= Sarah A. Gray =

American educator

Sarah A. Gray (c. 1847 – January 8, 1893) was an American educator from the state of Virginia.

==Biography==
Sarah A. Gray was born in Alexandria, Virginia to parents William and Laura Dundas Gray. As her father was free and her mother was emancipated, she was able to attend St. Francis School in Baltimore (an opportunity which was not afforded to most African Americans at the time, under slavery). She began teaching at age 14.

As the Civil War progressed, many former slaves fled to Alexandria. To address the educational needs of their children, Gray and colleague Jane A. Crouch founded the St. Rose Institute, which remained open throughout the war. Gray established the Excelsior School in 1867, and became a teacher at Alexandria's first public school for black girls, Hallowell School, in 1870. She was named Hallowell's principal in 1883. During her tenure, she traveled to Northern states to study new educational methods and added high school classes to Hallowell's curriculum.

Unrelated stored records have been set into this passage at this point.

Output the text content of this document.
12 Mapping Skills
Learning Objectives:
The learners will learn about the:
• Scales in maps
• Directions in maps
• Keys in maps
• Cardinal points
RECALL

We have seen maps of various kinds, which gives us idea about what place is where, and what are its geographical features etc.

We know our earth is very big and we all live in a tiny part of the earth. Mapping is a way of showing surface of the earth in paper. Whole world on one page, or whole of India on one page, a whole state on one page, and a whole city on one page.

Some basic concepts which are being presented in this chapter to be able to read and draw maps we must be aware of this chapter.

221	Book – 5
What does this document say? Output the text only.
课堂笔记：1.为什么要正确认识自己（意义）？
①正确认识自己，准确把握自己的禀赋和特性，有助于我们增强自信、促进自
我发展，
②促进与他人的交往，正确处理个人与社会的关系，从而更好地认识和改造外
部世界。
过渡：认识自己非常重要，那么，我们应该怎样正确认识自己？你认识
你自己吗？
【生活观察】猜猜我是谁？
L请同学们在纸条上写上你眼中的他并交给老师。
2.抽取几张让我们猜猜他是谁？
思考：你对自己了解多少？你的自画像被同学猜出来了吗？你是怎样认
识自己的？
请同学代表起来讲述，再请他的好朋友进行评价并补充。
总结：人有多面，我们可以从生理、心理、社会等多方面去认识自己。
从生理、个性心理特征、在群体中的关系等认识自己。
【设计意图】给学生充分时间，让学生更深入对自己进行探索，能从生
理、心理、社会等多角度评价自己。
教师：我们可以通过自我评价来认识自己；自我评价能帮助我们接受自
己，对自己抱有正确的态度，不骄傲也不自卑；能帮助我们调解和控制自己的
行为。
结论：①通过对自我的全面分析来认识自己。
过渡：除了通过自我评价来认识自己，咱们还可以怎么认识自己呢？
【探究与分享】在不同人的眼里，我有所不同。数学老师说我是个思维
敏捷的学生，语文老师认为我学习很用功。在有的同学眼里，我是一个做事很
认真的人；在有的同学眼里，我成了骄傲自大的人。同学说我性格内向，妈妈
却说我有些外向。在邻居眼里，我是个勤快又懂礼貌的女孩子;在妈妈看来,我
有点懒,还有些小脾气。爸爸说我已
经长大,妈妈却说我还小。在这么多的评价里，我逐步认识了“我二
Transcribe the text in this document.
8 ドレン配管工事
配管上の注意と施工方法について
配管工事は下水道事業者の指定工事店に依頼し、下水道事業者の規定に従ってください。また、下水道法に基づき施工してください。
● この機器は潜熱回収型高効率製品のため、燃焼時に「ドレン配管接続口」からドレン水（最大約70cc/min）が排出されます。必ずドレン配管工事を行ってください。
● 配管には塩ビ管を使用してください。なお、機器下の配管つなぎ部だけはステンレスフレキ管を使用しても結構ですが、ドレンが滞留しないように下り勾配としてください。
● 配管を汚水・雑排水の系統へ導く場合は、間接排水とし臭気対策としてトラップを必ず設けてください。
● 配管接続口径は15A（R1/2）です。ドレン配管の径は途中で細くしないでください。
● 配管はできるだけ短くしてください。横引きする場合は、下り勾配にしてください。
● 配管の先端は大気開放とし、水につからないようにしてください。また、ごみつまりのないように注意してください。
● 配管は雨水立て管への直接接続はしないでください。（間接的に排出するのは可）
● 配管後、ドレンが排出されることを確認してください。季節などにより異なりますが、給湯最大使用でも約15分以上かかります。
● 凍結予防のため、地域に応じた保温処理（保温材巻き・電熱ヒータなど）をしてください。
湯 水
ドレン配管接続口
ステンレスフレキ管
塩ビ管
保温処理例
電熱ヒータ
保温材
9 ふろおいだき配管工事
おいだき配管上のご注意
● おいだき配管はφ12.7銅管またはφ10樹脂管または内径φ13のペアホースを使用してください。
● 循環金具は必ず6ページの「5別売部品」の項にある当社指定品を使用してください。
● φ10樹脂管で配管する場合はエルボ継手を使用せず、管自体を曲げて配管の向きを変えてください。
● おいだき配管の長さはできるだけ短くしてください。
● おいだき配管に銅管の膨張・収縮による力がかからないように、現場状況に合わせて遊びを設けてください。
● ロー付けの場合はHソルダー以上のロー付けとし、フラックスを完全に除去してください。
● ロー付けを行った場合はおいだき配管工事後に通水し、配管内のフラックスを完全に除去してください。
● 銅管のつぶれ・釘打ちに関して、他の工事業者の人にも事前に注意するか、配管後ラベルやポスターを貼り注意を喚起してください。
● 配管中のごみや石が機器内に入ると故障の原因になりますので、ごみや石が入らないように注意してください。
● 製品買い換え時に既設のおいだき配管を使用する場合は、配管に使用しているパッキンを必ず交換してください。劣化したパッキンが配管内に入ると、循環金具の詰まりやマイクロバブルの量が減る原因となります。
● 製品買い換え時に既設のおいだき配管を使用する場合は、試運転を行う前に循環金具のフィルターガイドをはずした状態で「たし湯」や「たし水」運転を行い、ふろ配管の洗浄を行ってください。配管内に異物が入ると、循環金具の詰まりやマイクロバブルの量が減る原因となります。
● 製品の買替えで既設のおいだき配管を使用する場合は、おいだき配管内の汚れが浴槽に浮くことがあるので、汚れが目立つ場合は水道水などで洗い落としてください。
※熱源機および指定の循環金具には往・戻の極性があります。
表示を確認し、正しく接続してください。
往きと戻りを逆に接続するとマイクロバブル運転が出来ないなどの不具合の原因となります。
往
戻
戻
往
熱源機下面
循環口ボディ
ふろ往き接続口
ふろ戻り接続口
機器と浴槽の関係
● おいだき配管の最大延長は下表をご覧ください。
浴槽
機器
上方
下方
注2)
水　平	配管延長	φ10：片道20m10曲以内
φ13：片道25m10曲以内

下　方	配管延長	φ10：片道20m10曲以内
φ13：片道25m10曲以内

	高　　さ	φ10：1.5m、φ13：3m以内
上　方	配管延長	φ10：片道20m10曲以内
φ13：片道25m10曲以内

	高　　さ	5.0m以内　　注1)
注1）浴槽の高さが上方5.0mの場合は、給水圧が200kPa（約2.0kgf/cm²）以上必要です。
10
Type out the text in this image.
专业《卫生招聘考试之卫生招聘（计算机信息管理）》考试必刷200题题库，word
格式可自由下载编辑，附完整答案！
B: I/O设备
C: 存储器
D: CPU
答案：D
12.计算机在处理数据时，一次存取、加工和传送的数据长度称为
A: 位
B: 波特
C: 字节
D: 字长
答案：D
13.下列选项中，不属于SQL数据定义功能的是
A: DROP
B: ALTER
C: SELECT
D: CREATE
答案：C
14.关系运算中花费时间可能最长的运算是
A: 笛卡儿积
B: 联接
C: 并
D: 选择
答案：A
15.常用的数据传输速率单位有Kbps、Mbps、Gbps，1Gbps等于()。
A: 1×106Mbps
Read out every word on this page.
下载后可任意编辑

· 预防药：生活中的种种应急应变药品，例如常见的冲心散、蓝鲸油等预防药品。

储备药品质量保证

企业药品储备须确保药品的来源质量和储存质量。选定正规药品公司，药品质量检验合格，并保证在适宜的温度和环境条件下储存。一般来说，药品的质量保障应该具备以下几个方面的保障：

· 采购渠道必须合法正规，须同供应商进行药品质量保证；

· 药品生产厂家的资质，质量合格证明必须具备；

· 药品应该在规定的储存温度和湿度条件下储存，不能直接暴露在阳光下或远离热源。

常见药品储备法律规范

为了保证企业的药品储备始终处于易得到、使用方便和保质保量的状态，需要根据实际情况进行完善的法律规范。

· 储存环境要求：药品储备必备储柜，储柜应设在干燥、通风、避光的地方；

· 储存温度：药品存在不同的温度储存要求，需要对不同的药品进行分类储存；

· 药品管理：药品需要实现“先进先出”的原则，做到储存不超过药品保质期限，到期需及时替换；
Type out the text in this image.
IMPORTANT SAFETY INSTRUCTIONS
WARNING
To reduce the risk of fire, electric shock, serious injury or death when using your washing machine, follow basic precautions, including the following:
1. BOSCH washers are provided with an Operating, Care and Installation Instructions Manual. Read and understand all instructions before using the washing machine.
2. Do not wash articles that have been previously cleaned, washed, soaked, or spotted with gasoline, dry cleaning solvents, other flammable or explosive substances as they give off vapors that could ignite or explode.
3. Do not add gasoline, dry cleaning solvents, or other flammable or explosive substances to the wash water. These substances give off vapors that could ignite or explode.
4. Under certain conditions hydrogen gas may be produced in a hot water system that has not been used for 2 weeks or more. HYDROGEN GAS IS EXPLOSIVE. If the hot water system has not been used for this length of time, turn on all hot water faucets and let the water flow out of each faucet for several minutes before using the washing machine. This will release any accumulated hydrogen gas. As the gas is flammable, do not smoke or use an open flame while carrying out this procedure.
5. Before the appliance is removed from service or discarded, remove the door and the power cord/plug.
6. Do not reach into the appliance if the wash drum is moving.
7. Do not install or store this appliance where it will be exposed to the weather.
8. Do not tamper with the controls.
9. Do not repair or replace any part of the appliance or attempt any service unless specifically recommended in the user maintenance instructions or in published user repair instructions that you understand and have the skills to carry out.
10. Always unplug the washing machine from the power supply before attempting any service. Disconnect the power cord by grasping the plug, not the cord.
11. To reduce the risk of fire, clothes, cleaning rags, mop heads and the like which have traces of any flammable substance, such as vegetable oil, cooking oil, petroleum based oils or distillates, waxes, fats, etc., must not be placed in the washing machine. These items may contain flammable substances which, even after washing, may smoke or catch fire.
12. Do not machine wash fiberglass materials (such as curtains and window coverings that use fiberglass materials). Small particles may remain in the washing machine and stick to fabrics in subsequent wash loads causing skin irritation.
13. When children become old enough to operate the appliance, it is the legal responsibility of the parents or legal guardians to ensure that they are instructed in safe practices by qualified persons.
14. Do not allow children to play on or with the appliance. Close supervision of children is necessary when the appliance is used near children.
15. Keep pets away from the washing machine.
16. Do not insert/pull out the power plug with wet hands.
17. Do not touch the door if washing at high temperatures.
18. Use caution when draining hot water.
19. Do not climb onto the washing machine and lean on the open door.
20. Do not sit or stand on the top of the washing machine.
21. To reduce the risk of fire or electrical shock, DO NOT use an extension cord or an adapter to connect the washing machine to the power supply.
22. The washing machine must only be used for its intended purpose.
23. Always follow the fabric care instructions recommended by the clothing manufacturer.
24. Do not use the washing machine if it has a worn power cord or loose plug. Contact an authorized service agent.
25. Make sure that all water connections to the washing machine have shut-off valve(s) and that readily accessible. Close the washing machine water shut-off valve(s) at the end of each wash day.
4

She retired in 1892 for health reasons, and died in 1893.

==Honors==
In 1920, Hallowell School for Girls was consolidated with Snowden School for Boys. The combined institution was named Parker-Gray School, in honor of Sarah A. Gray and fellow African American educator John F. Parker. After this closed, a new Parker-Gray High School was established in 1950. This remained open until 1965, when all Alexandria schools were integrated. In 1983, T. C. Williams High School's stadium was renamed Parker-Gray Memorial Stadium. The original school also lent its name to the surrounding neighborhood.

In 2016, Sarah A. Gray was honored by the Library of Virginia's Virginia Women in History program.